Search code examples
apache-flinkgoogle-cloud-dataflowapache-beamamazon-kinesis

Apache beam: TTL in State Spec


We are reading from Kinesis and writing to parquet and we use StateSpec<ValueState<Boolean>> to avoid duplicated processing of records after gracefully stopping and relaunching our pipeline from the last savepoint.

We saw that some records were duplicated because they end up falling on a different task manager on subsequent relaunches, and we use StateSpec<ValueState<Boolean>> to store stateful information about the processed records and avoid duplicates.

We are dealing with how to clear the state every certain time without the risk of losing the most recent processed records if they are needed in an upcoming stop. (i.e, we need a something like a TTL on that class).

We thought about a timer that clears the state every certain time but that doesn't meet our requirements because we need to keep the most recent processed records.

We read here that using event time processing automatically clears State information after a window expires and we would like to know if that fits with our requirement using the StateSpec class.

Otherwise, is there a class to store state that has a kind of TTL to implement this feature?
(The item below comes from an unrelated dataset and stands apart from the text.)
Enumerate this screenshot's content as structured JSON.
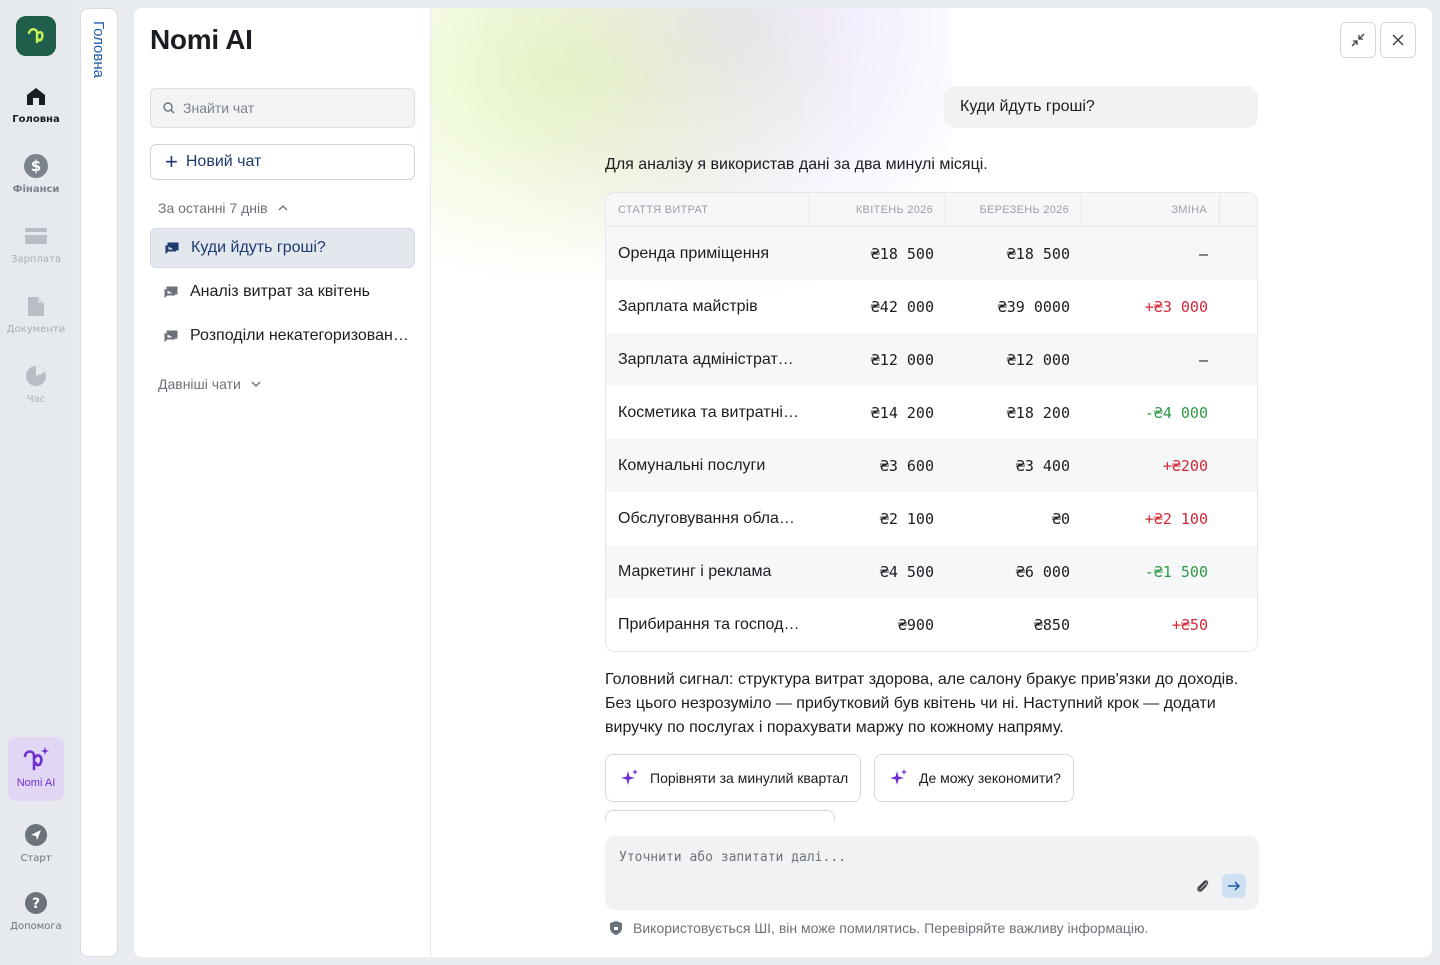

What we have right now is this piece of code that checks if the element has already processed and a method that clears the state every certain time

    @StateId("keyPreserved")
    private final StateSpec<ValueState<Boolean>> keyPreserved = StateSpecs.value(BooleanCoder.of());
    @TimerId("resetStateTimer")
    private final TimerSpec resetStateTimer = TimerSpecs.timer(TimeDomain.PROCESSING_TIME);

    public void processElement(ProcessContext context,
        @TimerId("resetStateTimer") Timer resetStateTimer,
        @StateId("keyPreserved") ValueState<Boolean> keyPreservedState) {
        if (!firstNonNull(keyPreservedState.read(), false)) {
            T message = context.element().getValue();

            //Process element here

            keyPreservedState.write(true);
        }
    }


    @OnTimer("resetStateTimer")
    public void onResetStateTimer(OnTimerContext context,
        @StateId("keyPreserved") ValueState<Boolean> keyPreservedState) {
        keyPreservedState.clear();
    }

Solution

  • Setting the timer every time we call keyPreservedState.write(true); was enough. When the timer expires keyPreservedState.clear(); only clears the element in the contexts, not the whole state.